– Check against delivery –
I have the honour to speak on the behalf of the EU and its Member States. The Candidate Countries Turkey, the Republic of North Macedonia*, Montenegro*, Serbia* and Albania*, the country of the Stabilisation and Association Process and potential candidate Bosnia and Herzegovina, as well as the Ukraine and Republic of Moldova, align themselves with this statement.
Before my statement, I would like to convey sincere condolences to the families that lost loved ones in the tragic plane crash outside Tehran yesterday morning.
The EU welcomes Vietnam's choice of topic for today's Open Debate in the Security Council, entering the 75th anniversary of the United Nations Charter by focusing on the very foundation and raison d'être of our cooperation, namely the upholding of the Charter to maintain international peace and security.
For almost three quarters of a century, the UN Charter has not only served as the legal basis of this organisation but also as an enduring symbol of multilateral cooperation and the rules-based international order. Written at the end of the darkest days in the history of mankind, the Charter represented new hope for the peoples of the United Nations.
The United Nations Charter is as relevant and important today as it was when first signed. We live in an interconnected and rapidly changing world, and upholding agreed rules and norms is the only starting point we have for handling increasingly complex challenges.
So let me start out by underlining that the UN Charter – and the multilateral cooperation that it has established - has been a remarkable success. There has been a clear decline in violence and in the type of inter-state conflicts, that the Charter was designed to handle. There is no need to question that multilateralism and international law works. It works for all of us: countries that have military might and economic dominance, and the countries that do not. We all benefit. The Charter serves us all.
At the same time, we must recognise that new types of threats are on the rise: hybrid warfare, foreign interference and violent extremism. And fundamental, global developments – climate change, changing demography and disruptive technology – will keep producing new kinds of challenges to peace and security. We have to continue finding ways to prevent and handle these challenges; developing, strengthening and reforming the multilateral system. Our only point of departure for tackling complex, interconnected, global challenges is multilateral cooperation that binds us all. The United Nations Charter is at the very core of that.
While we live in an era of unprecedented quantity and range of multilateral structures, the multilateral system is also increasingly being challenged. New competition and tensions are undermining the multilateral system. Widely accepted treaties and agreements seem to be put into question. It has been argued that this is the result of a shift of power, and the seemingly powerlessness of multilateralism in the face of modern challenges. That the legitimacy of the multilateral system is vanishing, and that the ideals it represents are out of date.

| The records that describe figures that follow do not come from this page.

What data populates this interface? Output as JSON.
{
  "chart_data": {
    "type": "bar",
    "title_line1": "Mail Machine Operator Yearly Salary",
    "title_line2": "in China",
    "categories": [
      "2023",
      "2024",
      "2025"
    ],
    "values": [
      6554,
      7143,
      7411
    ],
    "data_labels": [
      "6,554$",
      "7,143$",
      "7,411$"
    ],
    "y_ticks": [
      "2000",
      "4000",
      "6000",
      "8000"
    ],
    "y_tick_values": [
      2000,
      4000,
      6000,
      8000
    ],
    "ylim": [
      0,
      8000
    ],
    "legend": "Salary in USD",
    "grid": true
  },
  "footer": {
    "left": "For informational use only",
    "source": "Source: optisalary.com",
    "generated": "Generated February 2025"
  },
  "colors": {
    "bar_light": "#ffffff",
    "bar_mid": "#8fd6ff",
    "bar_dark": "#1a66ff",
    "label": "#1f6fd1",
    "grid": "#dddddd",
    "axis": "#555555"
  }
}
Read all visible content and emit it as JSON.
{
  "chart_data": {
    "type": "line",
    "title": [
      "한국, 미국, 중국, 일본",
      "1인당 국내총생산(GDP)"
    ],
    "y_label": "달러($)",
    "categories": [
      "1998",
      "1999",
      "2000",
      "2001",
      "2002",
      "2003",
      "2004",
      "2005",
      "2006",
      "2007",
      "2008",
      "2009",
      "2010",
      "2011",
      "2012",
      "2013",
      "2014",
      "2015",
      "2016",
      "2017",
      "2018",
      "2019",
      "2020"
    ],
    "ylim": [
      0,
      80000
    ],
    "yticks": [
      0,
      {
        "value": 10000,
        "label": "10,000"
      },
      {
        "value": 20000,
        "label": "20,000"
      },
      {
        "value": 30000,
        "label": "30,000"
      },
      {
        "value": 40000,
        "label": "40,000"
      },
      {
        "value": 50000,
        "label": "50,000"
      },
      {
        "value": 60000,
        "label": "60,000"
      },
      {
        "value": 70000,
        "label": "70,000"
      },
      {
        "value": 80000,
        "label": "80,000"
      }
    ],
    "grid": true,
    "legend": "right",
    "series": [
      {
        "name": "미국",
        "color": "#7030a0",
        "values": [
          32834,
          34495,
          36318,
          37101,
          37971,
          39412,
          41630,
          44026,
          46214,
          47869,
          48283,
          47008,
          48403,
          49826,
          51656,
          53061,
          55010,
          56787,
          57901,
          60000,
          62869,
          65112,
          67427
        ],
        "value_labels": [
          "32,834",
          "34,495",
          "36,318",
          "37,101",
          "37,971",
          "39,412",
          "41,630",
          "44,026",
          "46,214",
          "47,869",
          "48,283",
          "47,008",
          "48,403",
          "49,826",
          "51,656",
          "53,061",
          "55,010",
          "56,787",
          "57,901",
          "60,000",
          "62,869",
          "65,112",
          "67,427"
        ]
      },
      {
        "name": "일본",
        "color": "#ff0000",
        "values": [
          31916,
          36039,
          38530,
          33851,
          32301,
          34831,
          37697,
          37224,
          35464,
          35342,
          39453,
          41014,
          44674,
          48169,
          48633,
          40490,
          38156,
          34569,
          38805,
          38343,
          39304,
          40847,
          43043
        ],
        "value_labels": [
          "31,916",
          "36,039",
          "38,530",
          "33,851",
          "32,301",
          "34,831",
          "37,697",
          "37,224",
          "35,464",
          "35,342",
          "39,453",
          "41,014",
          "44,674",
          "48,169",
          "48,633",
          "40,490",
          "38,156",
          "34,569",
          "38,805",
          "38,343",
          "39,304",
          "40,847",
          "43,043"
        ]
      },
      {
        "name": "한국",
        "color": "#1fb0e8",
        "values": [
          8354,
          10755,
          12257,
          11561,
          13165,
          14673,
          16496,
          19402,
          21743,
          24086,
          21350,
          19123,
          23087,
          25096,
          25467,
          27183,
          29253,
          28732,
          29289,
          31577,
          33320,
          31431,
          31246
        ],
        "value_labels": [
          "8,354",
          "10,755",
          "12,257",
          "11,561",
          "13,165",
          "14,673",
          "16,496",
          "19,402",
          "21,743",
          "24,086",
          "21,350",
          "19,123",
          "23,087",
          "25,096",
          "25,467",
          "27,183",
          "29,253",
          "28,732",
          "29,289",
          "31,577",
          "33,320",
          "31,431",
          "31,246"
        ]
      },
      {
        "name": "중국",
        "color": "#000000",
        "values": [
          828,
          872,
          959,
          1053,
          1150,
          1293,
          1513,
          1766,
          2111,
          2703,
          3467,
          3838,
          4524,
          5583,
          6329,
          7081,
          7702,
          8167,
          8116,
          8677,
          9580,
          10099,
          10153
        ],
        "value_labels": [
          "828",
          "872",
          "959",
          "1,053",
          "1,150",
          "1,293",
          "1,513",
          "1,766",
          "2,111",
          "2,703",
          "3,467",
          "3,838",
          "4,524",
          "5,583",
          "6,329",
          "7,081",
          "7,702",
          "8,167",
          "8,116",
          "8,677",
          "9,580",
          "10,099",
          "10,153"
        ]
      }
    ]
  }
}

But let's base our discussion here today on facts. Side-lining the multilateral system and returning to the rules that pre-date the UN Charter would bring us back to a situation that we – not least us Europeans – know all too well: chaos and violence. Because power is not a zero-sum game, and respect for the international, rules-based system, is in everybody's best interests.
The unfolding escalation in the Middle East is an extremely serious case in point. It could jeopardize regional security and strengthen global terrorism. The EU is deeply concerned about the latest increase of violent confrontations in Iraq, and underlines the need for de-escalation and dialogue – and for respecting Iraqi sovereignty. The only way forward is a regional political solution in line with international law. In this context, the EU attaches great importance to preserving the Joint Comprehensive Plan of Action (JCPoA) and to its full implementation. It is a fundamental element of the global nuclear non-proliferation architecture and crucial for the security of the region and of the world.
At the same time, in a fractured world, it is essential that all member states allow the UN to play its role as a platform for dialogue. That is the basis for peaceful de-escalation of tensions that can run out of hand and become new armed and deadly conflicts.
The message of the new leadership of the European Union is clear: the EU is, and will continue to be, a guardian of multilateralism, standing up for the rules-based international order, including the protection of human rights, with the United Nations and its Charter at its core. The EU will continue to support the institutions that have served us so well and the rules and norms that have laid the foundation for the progress we have seen and benefitted from over the past 75 years.
To uphold the multilateral system and the respect for the UN Charter is not only in the interest of all member states, it is also the responsibility of all member states. This year's commemoration shall be a unique opportunity to explore how we collectively can build on these achievements to shape the 'Future we want, the UN we need'. The EU and its Members are, and will remain, a key partner in this endeavour, as a cooperative global power voice that consistently puts cooperation over confrontation and multilateralism over isolationism, that sticks to its commitments and willingly helps others stick to theirs.
* The Republic of North Macedonia, Montenegro, Serbia and Albania continue to be part of the Stabilisation and Association Process.